Objective: The potential contribution of psychological and anatomical changes to sexual dysfunction following hysterectomy is not clear. Radical hysterectomy for cervical cancer causes surgical damage to the autonomic nerves which are responsible for the increased vaginal blood flow during sexual arousal. Simple hysterectomy causes more limited nerve disruption. Photoplethysmographic assessment of vaginal pulse amplitude objectively measures vaginal blood flow during sexual arousal. We hypothesised that damage of the autonomic nerves results in a disrupted vaginal blood flow response during sexual stimulation.
Design: Between-groups comparison of vaginal pulse amplitude.
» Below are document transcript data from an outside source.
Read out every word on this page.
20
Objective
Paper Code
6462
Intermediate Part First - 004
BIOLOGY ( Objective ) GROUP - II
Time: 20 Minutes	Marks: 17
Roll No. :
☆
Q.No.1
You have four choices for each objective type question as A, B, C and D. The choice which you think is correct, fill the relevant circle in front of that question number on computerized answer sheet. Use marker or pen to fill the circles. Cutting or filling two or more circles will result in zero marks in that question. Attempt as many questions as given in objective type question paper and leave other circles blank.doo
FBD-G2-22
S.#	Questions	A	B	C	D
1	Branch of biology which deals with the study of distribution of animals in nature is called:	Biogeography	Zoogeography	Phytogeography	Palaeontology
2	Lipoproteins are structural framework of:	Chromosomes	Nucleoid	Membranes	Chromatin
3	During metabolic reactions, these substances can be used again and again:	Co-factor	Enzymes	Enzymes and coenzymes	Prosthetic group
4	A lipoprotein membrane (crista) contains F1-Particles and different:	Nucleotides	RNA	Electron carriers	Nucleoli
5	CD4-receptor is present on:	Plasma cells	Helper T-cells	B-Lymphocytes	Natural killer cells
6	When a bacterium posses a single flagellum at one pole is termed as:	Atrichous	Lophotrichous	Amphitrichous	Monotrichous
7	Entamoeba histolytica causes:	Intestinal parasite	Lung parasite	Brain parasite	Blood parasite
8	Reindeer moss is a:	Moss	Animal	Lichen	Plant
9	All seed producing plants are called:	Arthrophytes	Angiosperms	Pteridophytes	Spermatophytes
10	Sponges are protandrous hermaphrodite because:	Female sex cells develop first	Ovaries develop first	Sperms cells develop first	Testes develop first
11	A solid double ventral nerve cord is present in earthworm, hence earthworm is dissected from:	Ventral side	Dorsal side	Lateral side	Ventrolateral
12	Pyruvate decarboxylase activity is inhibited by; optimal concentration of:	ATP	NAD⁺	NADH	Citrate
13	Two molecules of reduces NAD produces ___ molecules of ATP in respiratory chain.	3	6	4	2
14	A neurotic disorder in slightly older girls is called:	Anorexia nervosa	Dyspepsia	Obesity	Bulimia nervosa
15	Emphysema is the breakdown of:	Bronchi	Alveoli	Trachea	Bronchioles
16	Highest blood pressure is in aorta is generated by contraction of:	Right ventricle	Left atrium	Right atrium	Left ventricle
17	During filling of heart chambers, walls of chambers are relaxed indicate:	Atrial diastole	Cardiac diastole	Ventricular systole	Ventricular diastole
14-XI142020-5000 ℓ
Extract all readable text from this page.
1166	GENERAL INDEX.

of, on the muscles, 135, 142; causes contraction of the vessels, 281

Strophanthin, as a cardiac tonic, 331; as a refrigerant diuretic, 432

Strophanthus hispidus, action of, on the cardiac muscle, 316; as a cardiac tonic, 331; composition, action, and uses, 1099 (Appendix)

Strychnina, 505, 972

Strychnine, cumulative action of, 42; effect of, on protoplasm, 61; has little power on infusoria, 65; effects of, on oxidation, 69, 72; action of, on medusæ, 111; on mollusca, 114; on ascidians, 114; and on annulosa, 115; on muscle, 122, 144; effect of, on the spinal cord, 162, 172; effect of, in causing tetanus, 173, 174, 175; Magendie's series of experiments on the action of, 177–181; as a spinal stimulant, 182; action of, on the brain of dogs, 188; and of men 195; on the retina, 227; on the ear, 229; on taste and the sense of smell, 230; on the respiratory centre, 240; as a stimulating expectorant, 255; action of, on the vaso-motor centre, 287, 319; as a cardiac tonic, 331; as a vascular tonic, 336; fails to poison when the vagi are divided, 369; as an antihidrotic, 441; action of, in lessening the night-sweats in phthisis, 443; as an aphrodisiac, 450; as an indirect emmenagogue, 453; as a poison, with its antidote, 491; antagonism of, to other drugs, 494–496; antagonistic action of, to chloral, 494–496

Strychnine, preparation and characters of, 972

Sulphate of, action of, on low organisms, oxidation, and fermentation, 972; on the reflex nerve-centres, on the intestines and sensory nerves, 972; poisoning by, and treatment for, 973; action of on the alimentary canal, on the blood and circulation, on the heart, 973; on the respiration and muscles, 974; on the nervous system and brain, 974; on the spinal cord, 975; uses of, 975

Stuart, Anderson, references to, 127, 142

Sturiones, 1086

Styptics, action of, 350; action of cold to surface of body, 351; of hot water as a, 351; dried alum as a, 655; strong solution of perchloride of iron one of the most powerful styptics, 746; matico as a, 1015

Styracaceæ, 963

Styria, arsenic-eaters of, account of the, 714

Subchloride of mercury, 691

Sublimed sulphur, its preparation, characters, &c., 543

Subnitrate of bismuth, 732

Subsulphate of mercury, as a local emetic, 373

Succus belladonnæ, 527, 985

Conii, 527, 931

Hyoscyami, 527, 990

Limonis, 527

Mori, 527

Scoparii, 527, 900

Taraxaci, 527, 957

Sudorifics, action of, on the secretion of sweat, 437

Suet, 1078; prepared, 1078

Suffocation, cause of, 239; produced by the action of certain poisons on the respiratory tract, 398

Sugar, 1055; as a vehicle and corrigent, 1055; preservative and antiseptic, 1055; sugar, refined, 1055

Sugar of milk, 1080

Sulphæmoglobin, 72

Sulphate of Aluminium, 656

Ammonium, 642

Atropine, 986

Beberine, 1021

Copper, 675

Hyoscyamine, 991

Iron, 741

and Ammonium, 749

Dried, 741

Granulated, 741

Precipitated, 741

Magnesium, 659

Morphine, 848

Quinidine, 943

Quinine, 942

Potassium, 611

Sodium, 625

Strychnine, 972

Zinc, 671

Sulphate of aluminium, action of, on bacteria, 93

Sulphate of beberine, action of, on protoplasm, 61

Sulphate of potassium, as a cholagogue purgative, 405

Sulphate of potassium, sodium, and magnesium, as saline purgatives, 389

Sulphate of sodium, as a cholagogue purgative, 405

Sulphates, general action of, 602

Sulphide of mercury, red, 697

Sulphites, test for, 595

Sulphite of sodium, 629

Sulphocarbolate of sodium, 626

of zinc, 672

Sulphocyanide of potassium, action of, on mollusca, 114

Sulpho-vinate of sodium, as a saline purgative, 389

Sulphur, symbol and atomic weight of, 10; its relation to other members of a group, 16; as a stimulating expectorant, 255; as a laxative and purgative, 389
Setting: University hospital.
Sample: Twelve women with a history of radical hysterectomy, 12 women with a history of simple abdomonal hysterectomy and 17 aged-matched controls.
Methods: Photoplethysmographic assessment of vaginal pulse amplitude during sexual stimulation by erotic films. Self-reported ratings of subjective sexual arousal were collected after each erotic stimulus condition.
Main outcome measure: Maximum vaginal pulse amplitude.
Results: Maximum vaginal pulse amplitude differed between the three groups (P= 0.043). Women with a history of radical hysterectomy had a lower response than controls (P= 0.015). Women in the radical hysterectomy group and controls reported an equally strong subjective arousal. Women with a history of simple hysterectomy showed an intermediate maximum vaginal pulse amplitude.
Conclusions: Radical hysterectomy seems associated with a disturbed vaginal blood flow response during sexual arousal. This cannot be explained solely by uteric extirpation, since it was not observed to the same extent after simple hysterectomy, but might be related to a denervation of the vagina which increases with increasing radicality of surgery.